The last 12 months have tested couples on many levels. While many of us are spending more time than ever with our partner, under trying circumstances we may not be communicating or listening as well as we should.
When we feel disconnected from our partner or misunderstood, it can often lead to fights. While fighting can be useful to bring an issue to the surface, it won’t necessarily help us feel closer and more connected. We need to know our partner is there for us – it’s vital for our sense of security, and our mental health.
In this video and article by Relationships Australia NSW specialists Megan Solomon and Kerrie James, you’ll see how patterns of relating get established and how they can become a problem; what impacts they have on our feelings of closeness; and how couples can find a way to get closer when they’re feeling distant. Also, learn how to build positive connection and when you know it’s time to get professional help.
We all have different relationship styles, based on templates we have developed in our families or past relationships, that guide how we think people should relate to each other, how we should be treated, and what we need from others, and we bring these patterns of relating to our couple relationships.
In the early stages of a relationship, these styles of relating can bring different strengths, but over time can also lead to difficulties or clashes, establishing unhelpful patterns that can erode our sense of connection and closeness with our partner.
The pursuing / distancing pattern
The most common pattern that impacts our feelings of closeness towards each other is called the pursuer/distancer pattern.
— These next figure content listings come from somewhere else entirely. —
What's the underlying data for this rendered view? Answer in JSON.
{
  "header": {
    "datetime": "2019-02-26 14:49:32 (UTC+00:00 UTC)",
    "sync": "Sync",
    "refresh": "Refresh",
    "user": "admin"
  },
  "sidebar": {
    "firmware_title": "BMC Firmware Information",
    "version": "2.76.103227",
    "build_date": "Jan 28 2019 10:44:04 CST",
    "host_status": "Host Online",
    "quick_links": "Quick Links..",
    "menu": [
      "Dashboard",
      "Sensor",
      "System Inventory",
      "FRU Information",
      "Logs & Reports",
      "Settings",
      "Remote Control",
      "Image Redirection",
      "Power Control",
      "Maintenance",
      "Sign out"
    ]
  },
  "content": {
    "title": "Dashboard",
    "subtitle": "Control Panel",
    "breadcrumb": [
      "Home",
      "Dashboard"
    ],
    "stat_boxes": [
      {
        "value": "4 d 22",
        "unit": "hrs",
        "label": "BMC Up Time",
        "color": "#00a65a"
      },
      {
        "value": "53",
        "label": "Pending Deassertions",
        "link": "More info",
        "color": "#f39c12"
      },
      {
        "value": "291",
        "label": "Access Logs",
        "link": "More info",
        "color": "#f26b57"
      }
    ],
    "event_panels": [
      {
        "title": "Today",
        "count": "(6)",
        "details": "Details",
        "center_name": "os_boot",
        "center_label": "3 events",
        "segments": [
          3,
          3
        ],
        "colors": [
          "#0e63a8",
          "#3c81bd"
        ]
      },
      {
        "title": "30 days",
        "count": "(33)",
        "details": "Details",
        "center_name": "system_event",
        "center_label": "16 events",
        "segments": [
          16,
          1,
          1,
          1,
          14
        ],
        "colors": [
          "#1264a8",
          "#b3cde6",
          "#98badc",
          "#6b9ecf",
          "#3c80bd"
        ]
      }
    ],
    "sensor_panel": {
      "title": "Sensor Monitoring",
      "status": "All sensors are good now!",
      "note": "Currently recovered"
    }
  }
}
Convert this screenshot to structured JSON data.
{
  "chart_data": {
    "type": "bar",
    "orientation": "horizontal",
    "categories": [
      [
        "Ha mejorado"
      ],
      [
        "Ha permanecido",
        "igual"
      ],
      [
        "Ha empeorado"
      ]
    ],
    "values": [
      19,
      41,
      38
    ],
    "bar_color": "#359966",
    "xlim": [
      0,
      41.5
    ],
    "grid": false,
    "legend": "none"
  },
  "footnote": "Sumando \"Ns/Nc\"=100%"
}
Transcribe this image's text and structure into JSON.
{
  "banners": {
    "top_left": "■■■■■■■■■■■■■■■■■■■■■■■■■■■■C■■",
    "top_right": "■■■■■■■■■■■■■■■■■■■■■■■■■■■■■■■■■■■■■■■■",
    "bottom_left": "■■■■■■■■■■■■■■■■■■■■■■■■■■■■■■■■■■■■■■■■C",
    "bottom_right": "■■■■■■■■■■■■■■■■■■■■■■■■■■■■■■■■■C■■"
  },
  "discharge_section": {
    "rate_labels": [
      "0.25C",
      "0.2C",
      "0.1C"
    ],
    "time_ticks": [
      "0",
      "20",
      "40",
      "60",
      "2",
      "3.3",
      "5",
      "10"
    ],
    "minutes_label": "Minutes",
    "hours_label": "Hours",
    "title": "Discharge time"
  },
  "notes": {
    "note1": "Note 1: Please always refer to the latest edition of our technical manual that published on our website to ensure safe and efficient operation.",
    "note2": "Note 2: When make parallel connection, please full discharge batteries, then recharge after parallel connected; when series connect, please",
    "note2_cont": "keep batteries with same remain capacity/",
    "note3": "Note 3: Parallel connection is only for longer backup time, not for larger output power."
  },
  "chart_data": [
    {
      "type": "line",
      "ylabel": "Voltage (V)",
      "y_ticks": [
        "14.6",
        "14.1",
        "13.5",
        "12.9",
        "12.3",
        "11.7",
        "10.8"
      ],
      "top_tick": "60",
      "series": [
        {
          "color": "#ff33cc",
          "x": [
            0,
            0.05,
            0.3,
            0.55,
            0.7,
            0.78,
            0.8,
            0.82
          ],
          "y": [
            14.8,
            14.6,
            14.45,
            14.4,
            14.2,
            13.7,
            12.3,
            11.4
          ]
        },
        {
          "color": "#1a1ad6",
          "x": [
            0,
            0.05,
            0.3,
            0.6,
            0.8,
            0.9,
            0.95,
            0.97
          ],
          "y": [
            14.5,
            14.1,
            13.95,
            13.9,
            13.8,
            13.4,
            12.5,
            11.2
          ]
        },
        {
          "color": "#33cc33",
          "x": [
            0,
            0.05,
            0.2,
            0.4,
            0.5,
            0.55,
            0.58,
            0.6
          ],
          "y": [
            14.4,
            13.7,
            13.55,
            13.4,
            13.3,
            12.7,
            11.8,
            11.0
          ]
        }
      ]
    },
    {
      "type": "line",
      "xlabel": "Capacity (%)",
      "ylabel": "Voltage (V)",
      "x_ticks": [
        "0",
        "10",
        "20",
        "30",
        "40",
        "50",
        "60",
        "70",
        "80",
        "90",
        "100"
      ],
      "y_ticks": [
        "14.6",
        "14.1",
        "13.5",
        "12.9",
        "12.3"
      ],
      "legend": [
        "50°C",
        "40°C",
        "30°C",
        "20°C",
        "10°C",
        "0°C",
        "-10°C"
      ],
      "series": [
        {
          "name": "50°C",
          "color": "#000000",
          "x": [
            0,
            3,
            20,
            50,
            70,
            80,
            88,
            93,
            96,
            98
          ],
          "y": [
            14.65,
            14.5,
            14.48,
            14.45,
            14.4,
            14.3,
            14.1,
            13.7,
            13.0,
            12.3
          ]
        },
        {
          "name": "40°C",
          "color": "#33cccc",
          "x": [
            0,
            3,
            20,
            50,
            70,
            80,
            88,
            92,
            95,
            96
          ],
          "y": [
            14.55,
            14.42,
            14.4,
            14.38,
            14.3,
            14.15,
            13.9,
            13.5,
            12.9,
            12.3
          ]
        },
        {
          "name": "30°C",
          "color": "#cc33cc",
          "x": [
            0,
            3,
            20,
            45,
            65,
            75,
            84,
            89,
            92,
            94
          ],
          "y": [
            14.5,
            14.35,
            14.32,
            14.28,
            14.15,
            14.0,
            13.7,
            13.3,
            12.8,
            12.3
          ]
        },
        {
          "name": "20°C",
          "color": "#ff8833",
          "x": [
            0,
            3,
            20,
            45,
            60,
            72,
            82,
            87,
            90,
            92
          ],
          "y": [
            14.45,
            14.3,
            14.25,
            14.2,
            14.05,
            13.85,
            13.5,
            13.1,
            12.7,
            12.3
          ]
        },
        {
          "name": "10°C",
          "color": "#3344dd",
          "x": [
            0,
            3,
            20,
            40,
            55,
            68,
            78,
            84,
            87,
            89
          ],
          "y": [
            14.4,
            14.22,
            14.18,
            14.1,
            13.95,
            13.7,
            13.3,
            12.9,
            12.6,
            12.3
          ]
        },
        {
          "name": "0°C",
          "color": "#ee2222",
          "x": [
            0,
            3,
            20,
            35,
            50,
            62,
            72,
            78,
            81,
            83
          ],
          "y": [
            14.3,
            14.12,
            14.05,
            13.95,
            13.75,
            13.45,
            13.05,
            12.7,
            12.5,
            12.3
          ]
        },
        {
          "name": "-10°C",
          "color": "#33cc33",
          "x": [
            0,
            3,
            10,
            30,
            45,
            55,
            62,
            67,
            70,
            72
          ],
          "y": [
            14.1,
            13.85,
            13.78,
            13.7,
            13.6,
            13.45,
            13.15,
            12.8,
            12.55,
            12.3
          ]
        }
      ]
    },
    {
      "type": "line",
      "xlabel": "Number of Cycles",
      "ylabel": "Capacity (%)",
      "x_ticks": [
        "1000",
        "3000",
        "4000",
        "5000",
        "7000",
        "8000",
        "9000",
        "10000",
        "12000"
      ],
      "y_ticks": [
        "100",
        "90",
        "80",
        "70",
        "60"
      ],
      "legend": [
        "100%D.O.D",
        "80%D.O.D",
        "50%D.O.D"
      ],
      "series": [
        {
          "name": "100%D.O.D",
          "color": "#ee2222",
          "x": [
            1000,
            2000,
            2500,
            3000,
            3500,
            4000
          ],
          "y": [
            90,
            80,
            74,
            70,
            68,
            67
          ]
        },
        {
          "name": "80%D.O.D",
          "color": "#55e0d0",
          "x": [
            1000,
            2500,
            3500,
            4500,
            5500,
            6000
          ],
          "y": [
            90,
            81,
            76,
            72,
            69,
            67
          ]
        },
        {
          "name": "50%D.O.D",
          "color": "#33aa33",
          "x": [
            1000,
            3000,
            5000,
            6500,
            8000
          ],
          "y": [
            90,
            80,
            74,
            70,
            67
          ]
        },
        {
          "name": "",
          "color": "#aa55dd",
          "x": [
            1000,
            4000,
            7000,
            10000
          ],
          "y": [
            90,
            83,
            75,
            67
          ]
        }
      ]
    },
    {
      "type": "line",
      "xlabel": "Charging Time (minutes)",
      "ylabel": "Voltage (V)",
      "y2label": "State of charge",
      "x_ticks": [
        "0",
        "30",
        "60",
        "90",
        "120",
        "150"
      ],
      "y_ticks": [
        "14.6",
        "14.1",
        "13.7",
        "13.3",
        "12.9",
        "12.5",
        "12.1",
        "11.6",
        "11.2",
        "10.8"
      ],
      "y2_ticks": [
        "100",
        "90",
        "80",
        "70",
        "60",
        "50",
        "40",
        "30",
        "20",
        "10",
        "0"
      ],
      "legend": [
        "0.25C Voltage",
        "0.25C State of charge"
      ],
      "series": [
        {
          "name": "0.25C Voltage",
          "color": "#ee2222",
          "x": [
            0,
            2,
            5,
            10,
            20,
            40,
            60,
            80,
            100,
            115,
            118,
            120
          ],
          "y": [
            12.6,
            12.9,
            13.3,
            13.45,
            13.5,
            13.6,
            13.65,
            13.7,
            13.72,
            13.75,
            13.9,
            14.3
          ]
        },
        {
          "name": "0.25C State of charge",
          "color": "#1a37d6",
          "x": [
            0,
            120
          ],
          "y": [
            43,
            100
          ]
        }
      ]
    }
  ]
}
This is where one person withdraws or seems to have less need for closeness or communication, and the other pursues them, whether for conversation, in conflict, or in a desire for intimacy.
In the early stages of a relationship this pattern seems to work fluidly and well. However, as the relationship settles and the pattern is repeated and stuck, it can lead to disappointment and clashes on both sides, hurt feelings and even doubt about the relationship.
The one pursuing may end up feeling their partner is unresponsive, rejecting or uninterested, and the one withdrawing can be left feeling smothered, pressured or “never good enough”.
This pattern of pursuing and withdrawing can affect our feelings of closeness in the relationship.
Connecting, disconnecting and reconnecting
We need to be able to both reach for the other and respond when they reach out to us. A relationship involves a constant dance of close connecting, miscues and misses, failures and hurts, repair, and then falling into love and connection again. Emotional responsiveness (reaching and responding) is the key to feeling secure and close and to re-establishing the connection.
When there is distance, we need to approach each other, generally both verbally and non-verbally through action. Some people approach through intimacy, affection, a soothing hug, or by initiating sex. Reaching out physically can create a feeling of closeness in the moment, but without a broader understanding of and response to what is going on between you, the pattern may not be solved and these attempts at connection may be only temporary fixes.
Distance is often the underlying cause of fights, where we feel disconnected from our partner and misunderstood…and we want to find a way to get closer. Fighting can be useful to bring an issue to the surface, but won’t necessarily help us feel closer and more connected.
Ways to gain closeness and connection
- Be aware of distance and disconnection and the impact of this push/pull ‘dance’ and be brave enough to raise it. e.g. “When you don’t want to talk about ‘x’ I feel hurt, upset, and don’t know how to get close to you…”, or “when you want to talk with me, I feel pressured to solve it and fear I will say something that you will get angry about, and I don’t want to fight with you…”
- Negotiate the space you need and agree on time together and apart. It is normal for each to need different amounts of space for replenishment either alone or with friends and separate activities, so being clear together can ensure there are no misunderstandings.
- Talk about the support you need from each other: e.g. I just need to tell you about my day… or, I just need 10 mins when I get home to get changed, relax…
- Make a time to talk about the connection, how you think the relationship is going.
- Make plans together so that you create a sense of shared direction, goals, and teamwork. Closeness is feeling we understand each other and want the same things.
We hear a lot that couples need to ‘work on their relationship’, it’s not just about resolving fights, or communicating better…. It’s also about building this positive connection.
We know we have a strong emotional connection when:
- We feel we can depend on each other… that the other person is our ‘anchor in a storm’, our secure home base, and is accessible to us.
- When our bids for connection are responded to, we hear each other, knowing the other person cares to listen, even if we are emotional/ stressed, make no sense, or are being unreasonable. They respond to our needs by holding us in mind, wanting the best for us, soothing, comforting, and reassuring. They are our cheer squad.
- We can show we want to connect with each other by prioritising the relationship, planning time and activities together, sharing our news, ideas and experiences.
It is important to build the feeling that the other person is there for us, available, and secure, that they put us first. This is vital for our sense of security, and our mental health.
When is it time to seek professional help?
It’s a good time to see a couple counsellor when:
- You can no longer drag yourselves out of negative spirals of conflict and long silences and feel that the usual ways you could reach your partner are not working anymore.
- The communication isn’t getting anywhere, you are not able to progress an issue and are repeating the same discussions with no
- You are starting to feel lonely and distant within the relationship, where the other person doesn’t seem as committed to moving closer, and you are having trouble finding your way back to each other.